Considering $T_eG$ as a manifold (diffeomorphic and isomorphic, possibly Lie group isomorphic, to $\mathbb R^n$), $i_{\{*,e\}}(T_eU)$ is an open subset of $T_eG$ that is diffeomorphic to (and I guess isomorphic and even Lie group isomorphic to) $\mathbb R^n$, even if $U$ is not homeomorphic to $\mathbb R^n$.
For every $V$ open in $T_eG$ (such as $V = i_{\{*,e\}}(T_eU)$, I think), $\langle \exp(V) \rangle = G^0$
Note: Please try not to use anything like $\exp$ is a local diffeomorphism at $Z_e$ because that's what I'm trying to prove (here: Differential of exponential map at identity)
Thanks in advance!
First of all, there is absolutely no reason to talk about $T_eU$. Since $i_{*,e}$ is surjective, $\exp(i_{\{*,e\}}(T_eU))$ is just the same as $\exp(T_eG)$. So your question is, must the image of the exponential map be contained in an arbitrary open neighborhood of $e$?

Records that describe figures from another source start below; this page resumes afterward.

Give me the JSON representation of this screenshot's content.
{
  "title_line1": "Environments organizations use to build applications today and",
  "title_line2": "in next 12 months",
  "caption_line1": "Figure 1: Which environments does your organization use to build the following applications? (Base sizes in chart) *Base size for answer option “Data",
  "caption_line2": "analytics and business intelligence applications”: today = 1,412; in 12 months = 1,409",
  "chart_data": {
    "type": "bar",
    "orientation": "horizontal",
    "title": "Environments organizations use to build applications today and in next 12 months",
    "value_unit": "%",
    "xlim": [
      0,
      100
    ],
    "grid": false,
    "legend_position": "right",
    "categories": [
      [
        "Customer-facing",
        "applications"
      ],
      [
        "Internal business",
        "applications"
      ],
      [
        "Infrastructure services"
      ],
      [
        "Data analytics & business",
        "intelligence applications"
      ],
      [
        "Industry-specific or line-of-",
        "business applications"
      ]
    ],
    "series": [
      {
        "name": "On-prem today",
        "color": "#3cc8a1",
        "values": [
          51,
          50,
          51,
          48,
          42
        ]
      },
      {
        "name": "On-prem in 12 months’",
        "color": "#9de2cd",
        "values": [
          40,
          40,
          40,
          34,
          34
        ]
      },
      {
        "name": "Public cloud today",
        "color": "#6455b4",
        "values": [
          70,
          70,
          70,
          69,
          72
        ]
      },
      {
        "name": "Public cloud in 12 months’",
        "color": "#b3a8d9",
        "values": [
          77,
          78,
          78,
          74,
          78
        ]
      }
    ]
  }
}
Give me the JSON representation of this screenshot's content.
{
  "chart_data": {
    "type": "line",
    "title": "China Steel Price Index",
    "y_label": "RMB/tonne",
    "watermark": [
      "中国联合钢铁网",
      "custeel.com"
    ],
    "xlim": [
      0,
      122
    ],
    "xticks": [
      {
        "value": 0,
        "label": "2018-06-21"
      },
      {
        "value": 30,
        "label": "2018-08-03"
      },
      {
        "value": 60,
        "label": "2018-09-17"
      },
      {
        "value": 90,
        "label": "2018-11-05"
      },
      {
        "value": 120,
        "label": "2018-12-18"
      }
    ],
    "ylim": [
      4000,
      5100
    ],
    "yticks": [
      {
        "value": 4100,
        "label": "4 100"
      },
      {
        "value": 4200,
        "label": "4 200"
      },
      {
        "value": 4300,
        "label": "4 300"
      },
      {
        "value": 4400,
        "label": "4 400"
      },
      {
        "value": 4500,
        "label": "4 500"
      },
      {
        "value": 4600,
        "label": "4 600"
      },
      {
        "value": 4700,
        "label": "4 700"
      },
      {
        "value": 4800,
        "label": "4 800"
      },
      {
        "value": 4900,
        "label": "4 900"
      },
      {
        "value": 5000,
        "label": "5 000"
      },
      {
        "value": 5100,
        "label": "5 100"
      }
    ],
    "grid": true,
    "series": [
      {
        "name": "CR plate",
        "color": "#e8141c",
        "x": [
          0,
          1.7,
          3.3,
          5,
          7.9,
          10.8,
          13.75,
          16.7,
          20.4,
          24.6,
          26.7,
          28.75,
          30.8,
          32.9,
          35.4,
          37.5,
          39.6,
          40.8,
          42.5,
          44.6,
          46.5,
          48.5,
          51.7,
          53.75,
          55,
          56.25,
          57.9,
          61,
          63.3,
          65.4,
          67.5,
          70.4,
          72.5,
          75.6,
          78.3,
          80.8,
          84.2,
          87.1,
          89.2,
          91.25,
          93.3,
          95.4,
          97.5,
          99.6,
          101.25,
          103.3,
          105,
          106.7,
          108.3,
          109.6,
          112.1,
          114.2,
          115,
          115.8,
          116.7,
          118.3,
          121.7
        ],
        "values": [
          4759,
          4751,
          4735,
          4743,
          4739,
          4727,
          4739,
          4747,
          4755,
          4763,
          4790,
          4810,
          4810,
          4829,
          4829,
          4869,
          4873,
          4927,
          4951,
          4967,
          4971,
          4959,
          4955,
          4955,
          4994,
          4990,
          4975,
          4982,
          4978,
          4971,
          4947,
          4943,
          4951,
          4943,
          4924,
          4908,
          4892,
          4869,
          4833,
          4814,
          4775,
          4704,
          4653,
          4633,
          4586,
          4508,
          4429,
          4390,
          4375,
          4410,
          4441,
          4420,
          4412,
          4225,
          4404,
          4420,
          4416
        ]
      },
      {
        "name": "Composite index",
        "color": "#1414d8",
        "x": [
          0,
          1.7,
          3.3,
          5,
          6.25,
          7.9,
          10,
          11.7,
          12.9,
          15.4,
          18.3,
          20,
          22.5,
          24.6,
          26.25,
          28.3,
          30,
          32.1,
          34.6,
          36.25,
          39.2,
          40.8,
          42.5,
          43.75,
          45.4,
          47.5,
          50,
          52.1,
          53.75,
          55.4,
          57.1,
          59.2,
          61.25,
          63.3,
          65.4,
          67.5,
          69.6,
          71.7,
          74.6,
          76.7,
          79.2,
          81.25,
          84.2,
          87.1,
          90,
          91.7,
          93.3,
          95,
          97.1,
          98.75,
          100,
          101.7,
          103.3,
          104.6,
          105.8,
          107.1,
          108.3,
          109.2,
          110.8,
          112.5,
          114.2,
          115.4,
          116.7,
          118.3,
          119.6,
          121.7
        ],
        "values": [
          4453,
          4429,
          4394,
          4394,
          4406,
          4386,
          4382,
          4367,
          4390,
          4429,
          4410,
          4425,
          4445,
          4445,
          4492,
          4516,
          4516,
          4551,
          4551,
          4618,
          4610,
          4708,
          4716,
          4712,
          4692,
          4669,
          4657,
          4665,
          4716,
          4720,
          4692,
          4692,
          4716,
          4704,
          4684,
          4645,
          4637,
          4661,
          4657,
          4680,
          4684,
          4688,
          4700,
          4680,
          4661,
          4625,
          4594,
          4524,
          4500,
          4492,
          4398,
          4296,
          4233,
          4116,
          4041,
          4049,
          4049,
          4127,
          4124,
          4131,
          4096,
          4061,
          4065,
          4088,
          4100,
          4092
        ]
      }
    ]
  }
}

The answer is then obviously no, since the intersection of all open neighborhoods of $e$ is just $\{e\}$ itself, and the image of the exponential map is more than just $\{e\}$ (assuming $n>0$). The same holds if you restrict to $U$ that are homeomorphic to $\mathbb{R}^n$, since $e$ has arbitrarily small neighborhoods that are homeomorphic to $\mathbb{R}^n$.
For a very simple explicit example, if $G=\mathbb{R}$, then the exponential map is surjective, so any open interval around $0$ is an open neighborhood homeomorphic to $\mathbb{R}$ that does not contain the image of the exponential map.